L’accès à l’éducation est fondamental pour une société démocratique, juste et compétitive. Les enjeux d’aujourd’hui et de demain reposent sur des initiatives ambitieuses et de tout gabarit, comme a) rendre la dimension européenne accessible à un nombre de plus en plus important de jeunes et d’étudiants (15-25) ; b) combler le déficit en ressources humaines formées à des compétences trans-européennes par le lancement de programmes de formation pour tous les secteurs économiques, sociaux, culturels et politiques dans un cadre européen intégré.


15. Editer un rapport social annuel pour la Présidence du gouvernement afin d’évaluer la situation sociale de l’Union (santé, éducation, emploi, pauvreté) et basé sur des indicateurs d’objectifs prédéfinis.

- Pour développer chez chaque citoyen le sentiment d’entité et d’appartenance à l’UE
- Pour éviter que l’Europe se construise sans références sociales.

Dans les domaines, économiques, monétaires, financiers et judiciaires l’UE travaille déjà sur un certain nombre de critères convergents. Pareillement, l’Euro a des répercussions énormes dans tous les domaines du social. Il est donc d’une importance cruciale d’intégrer une dimension sociale à ces efforts de convergence continentale.
Chaque année le pouvoir exécutif doit présenter au Parlement Européen une étude très objective de l’état de l’Union en matière sociale, avec des propositions tendant à mesurer la convergence économique aux progrès sociaux.

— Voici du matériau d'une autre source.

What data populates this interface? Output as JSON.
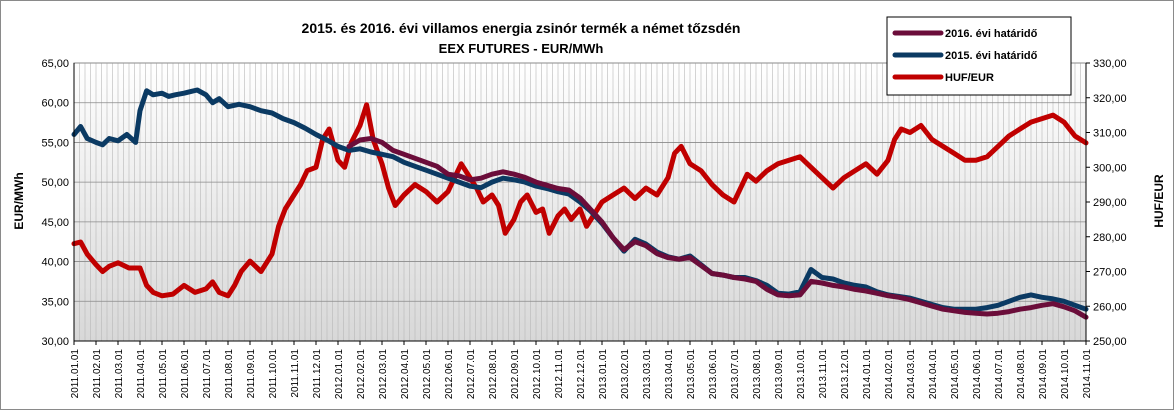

16. Renforcement mutuel de l’intégration politique, recherche et compétitivité : rêves communs, décisions et entrepreuneuriat

- Pour renforcer les capacités économiques et technologiques de l’Union et préparer les défis du 21ème siècle
- Pour éviter la perte d'influence et la faiblesse de l’UE dans un monde global

Intégration politique et prospérité à long terme vont de paire avec la vision et l’ambition que les citoyens ont pour leur propre société. Les projets communs sont une part essentielle de ce futur. L’Europe a besoin d’un éventail d’initiatives qui développent simultanément intégration politique, recherche et compétitivité au niveau de l’UE : a) rêves communs et technologie – lancement d’un programme européen de l’espace pour l’établissement d’une base permanente sur la lune, de préférence en collaboration avec d’autres régions du monde ; b) mobilité, développement économique et technologie – développement des capacités des réseaux de transport (TGV, flottes aériennes bas prix, autoroutes) ; c) démocratie générale et technologie – programmes de traduction automatique (rendre accessible les traduction hardware/software), système de vote électronique européen et accès électronique aux services publics (e-gouvernance) ; d) entrepreuneuriat trans-européen : appels d’offres trans-européens (minimum 3 états-membres) pour l’organisation des JO, Coupes de monde et expositions internationales/universelles.